Si elle n’est pas une militante acharnée de la cause LGBT, Geraldine Roman sait aussi que son entrée au Congrès des Philippines ferait beaucoup pour la lutte contre les discriminations. Candidate du Parti libéral du président sortant Benigno Aquino, cette femme de 49 ans a de très bonnes chances d’être élue à la chambre des Représentants, notamment du fait de l’enracinement politique de sa famille dans le district de Bataan, à l’ouest de Manille, où elle se présente.
Cela représenterait une révolution dans un pays à 80 % catholique, où l’influence de l’Eglise demeure prépondérante, où divorces, avortements et mariages entre personnes du même sexe sont illégaux, où aucun homosexuel déclaré n’occupe de poste politique de premier plan et où un petit parti LGBT peine à survivre.
En 2001, une loi a été votée pour interdire aux transsexuels philippins de changer de nom et de sexe. En 2010, au nom de la morale, la commission électorale a interdit au parti Ang Ladlad, représentant la communauté LGBT, de présenter des candidats. La Cour suprême a cassé cette décision, mais aucun candidat d’Ang Ladlad n’a été élu lors des scrutins de 2010 et 2013.
Ces dernières semaines, pendant sa campagne, Geraldine Roman a d’ailleurs essuyé quolibets et insultes. Mais il en faut plus pour l’intimider. « Je n’ai jamais vécu dans le secret », déclare-t-elle après une journée de campagne où on l’a vue envoyer des baisers et chanter une chanson d’amour à des foules curieuses. « J’ai grandi ici. Les gens me connaissent », explique la candidate, dont la mère a occupé trois mandats à la Chambre des représentants. L’identité sexuelle, assure-t-elle, « ne devient un problème que si on ne l’assume pas ».
Bien sûr, il y a aussi eu dans sa jeunesse les moqueries de ses camarades qui la trouvaient différente. Mais son père, un puissant homme politique aujourd’hui mort, lui a appris à avoir confiance en elle. « Je n’ai fait de mal à personne. Je suis heureuse, pourquoi en serais-je honteuse ? » interroge Geraldine Roman, en couple avec le même homme depuis dix-huit ans.
Titulaire de deux masters, elle maîtrise aussi trois langues européennes (espagnol, français et italien). Elle a un temps travaillé en Espagne comme journaliste pour l’agence EFE, avant de rentrer au pays il y a quatre ans pour s’occuper de son père malade.

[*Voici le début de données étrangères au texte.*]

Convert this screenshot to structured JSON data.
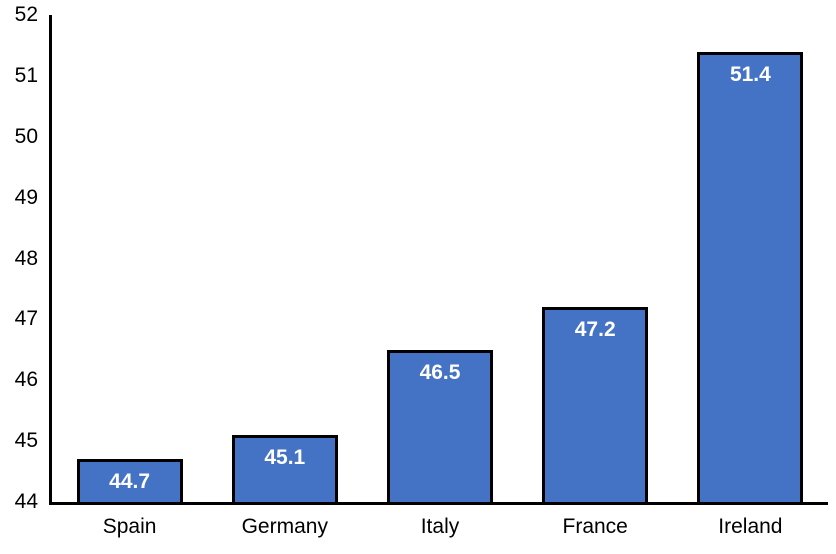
{
  "chart_data": {
    "type": "bar",
    "categories": [
      "Spain",
      "Germany",
      "Italy",
      "France",
      "Ireland"
    ],
    "values": [
      44.7,
      45.1,
      46.5,
      47.2,
      51.4
    ],
    "data_labels": [
      "44.7",
      "45.1",
      "46.5",
      "47.2",
      "51.4"
    ],
    "title": "",
    "xlabel": "",
    "ylabel": "",
    "ylim": [
      44,
      52
    ],
    "ytick_step": 1,
    "ytick_labels": [
      "52",
      "51",
      "50",
      "49",
      "48",
      "47",
      "46",
      "45",
      "44"
    ],
    "grid": false,
    "legend": "none",
    "colors": {
      "bar_fill": "#4472C4",
      "bar_border": "#000000",
      "data_label_text": "#FFFFFF",
      "axis_line": "#000000",
      "tick_text": "#000000",
      "background": "#FFFFFF"
    }
  }
}
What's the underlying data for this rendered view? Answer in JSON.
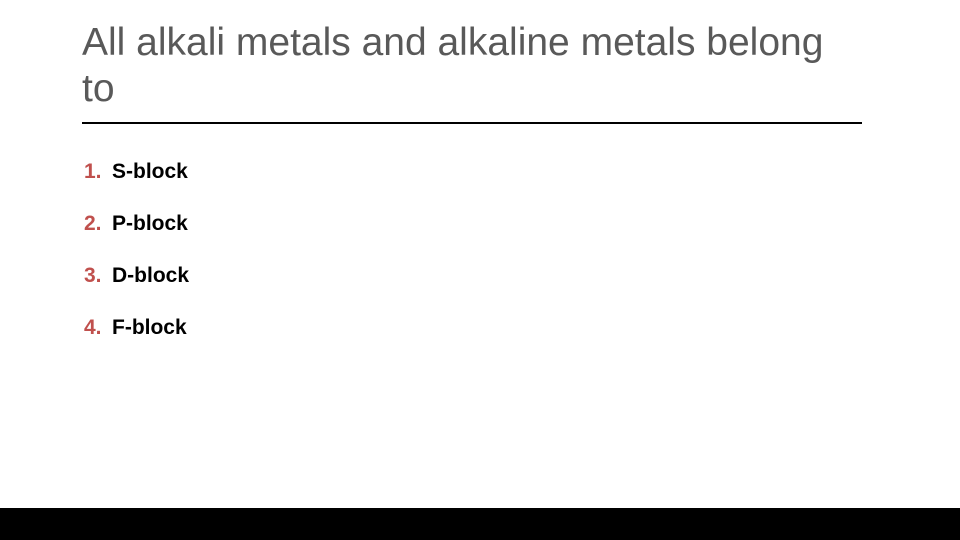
{
  "slide": {
    "title": "All alkali metals and alkaline metals belong to",
    "title_color": "#595959",
    "title_fontsize": 39,
    "rule_color": "#000000",
    "options": [
      {
        "num": "1.",
        "text": "S-block"
      },
      {
        "num": "2.",
        "text": "P-block"
      },
      {
        "num": "3.",
        "text": "D-block"
      },
      {
        "num": "4.",
        "text": "F-block"
      }
    ],
    "option_number_color": "#c0504d",
    "option_text_color": "#000000",
    "option_fontsize": 21,
    "background_color": "#ffffff",
    "bottom_bar_color": "#000000"
  }
}
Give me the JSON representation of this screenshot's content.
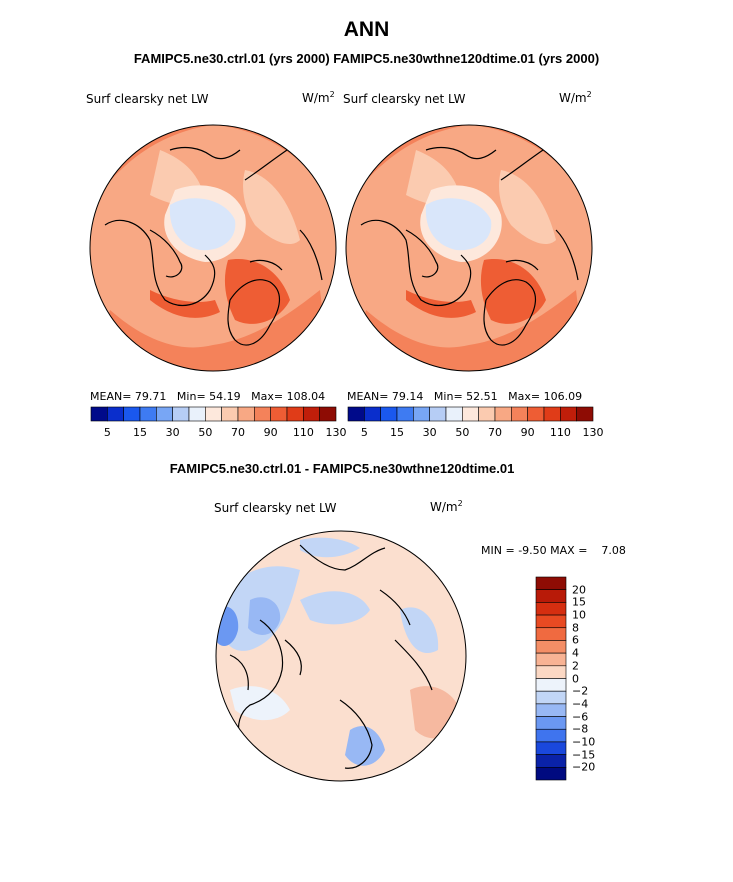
{
  "header": {
    "title": "ANN",
    "runs_line": "FAMIPC5.ne30.ctrl.01 (yrs 2000)  FAMIPC5.ne30wthne120dtime.01 (yrs 2000)"
  },
  "panel_left": {
    "variable": "Surf clearsky net LW",
    "units_base": "W/m",
    "units_exp": "2",
    "mean_label": "MEAN=",
    "mean": "79.71",
    "min_label": "Min=",
    "min": "54.19",
    "max_label": "Max=",
    "max": "108.04"
  },
  "panel_right": {
    "variable": "Surf clearsky net LW",
    "units_base": "W/m",
    "units_exp": "2",
    "mean_label": "MEAN=",
    "mean": "79.14",
    "min_label": "Min=",
    "min": "52.51",
    "max_label": "Max=",
    "max": "106.09"
  },
  "diff_panel": {
    "title": "FAMIPC5.ne30.ctrl.01 - FAMIPC5.ne30wthne120dtime.01",
    "variable": "Surf clearsky net LW",
    "units_base": "W/m",
    "units_exp": "2",
    "min_label": "MIN =",
    "min": "-9.50",
    "max_label": "MAX =",
    "max": "7.08"
  },
  "chart_data": [
    {
      "type": "heatmap",
      "projection": "north-polar-stereographic",
      "title": "Surf clearsky net LW",
      "units": "W/m2",
      "mean": 79.71,
      "min": 54.19,
      "max": 108.04,
      "colorbar": {
        "colors": [
          "#000a8a",
          "#0a2ecc",
          "#1a58ee",
          "#3e7bf2",
          "#78a6f5",
          "#b6cdf5",
          "#e9f1fb",
          "#fde8dc",
          "#fbcbb0",
          "#f8a884",
          "#f4825a",
          "#ee5d34",
          "#e03c18",
          "#c01e0a",
          "#8e0c04"
        ],
        "tick_labels": [
          "5",
          "15",
          "30",
          "50",
          "70",
          "90",
          "110",
          "130"
        ]
      }
    },
    {
      "type": "heatmap",
      "projection": "north-polar-stereographic",
      "title": "Surf clearsky net LW",
      "units": "W/m2",
      "mean": 79.14,
      "min": 52.51,
      "max": 106.09,
      "colorbar": {
        "colors": [
          "#000a8a",
          "#0a2ecc",
          "#1a58ee",
          "#3e7bf2",
          "#78a6f5",
          "#b6cdf5",
          "#e9f1fb",
          "#fde8dc",
          "#fbcbb0",
          "#f8a884",
          "#f4825a",
          "#ee5d34",
          "#e03c18",
          "#c01e0a",
          "#8e0c04"
        ],
        "tick_labels": [
          "5",
          "15",
          "30",
          "50",
          "70",
          "90",
          "110",
          "130"
        ]
      }
    },
    {
      "type": "heatmap",
      "projection": "north-polar-stereographic",
      "title": "FAMIPC5.ne30.ctrl.01 - FAMIPC5.ne30wthne120dtime.01",
      "units": "W/m2",
      "min": -9.5,
      "max": 7.08,
      "colorbar": {
        "orientation": "vertical",
        "levels": [
          "20",
          "15",
          "10",
          "8",
          "6",
          "4",
          "2",
          "0",
          "−2",
          "−4",
          "−6",
          "−8",
          "−10",
          "−15",
          "−20"
        ],
        "colors": [
          "#8e0c04",
          "#b81a08",
          "#d52e10",
          "#e84a22",
          "#f06a40",
          "#f48e66",
          "#f8b394",
          "#fbd8c4",
          "#edf3fb",
          "#c2d6f6",
          "#98b8f4",
          "#6b98f2",
          "#3f74ee",
          "#1a48dc",
          "#0a22a8",
          "#000a80"
        ]
      }
    }
  ]
}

A Orani, la petite ville où elle vit, beaucoup voteront pour elle, comme ils ont par le passé voté pour sa famille. « Elle est aussi un être humain, dit Bern Salenga, un agriculteur de 49 ans. Nous avons tous des droits. Le fait qu’elle soit transsexuelle n’a aucune importance pour moi. » Dans un archipel friand de ses dynasties familiales à tous les niveaux politiques, les militants de la cause pensent que Geraldine Roman devra son élection, si elle est élue, à sa famille.
« Même si elle est seule, elle va faire du bruit, se félicite toutefois Anastacio Marasigan, porte-parole du réseau de défense des droits des homosexuels Lagablab. Cela nous aidera à médiatiser des sujets souvent ignorés comme le sida ou les violences sexuelles. »
Catholique, Geraldine Roman a pour sa part un message très simple: « Si Jésus-Christ était en vie aujourd’hui, il n’approuverait certainement pas les discriminations. »
En cas de victoire ce lundi 9 mai, « ma loyauté sera toujours en premier pour le district de Bataan, » promet-elle. « Mais qu’une personne comme moi entre au Congrès signifierait que même les transgenres peuvent servir leur pays et ne méritent pas les discriminations ».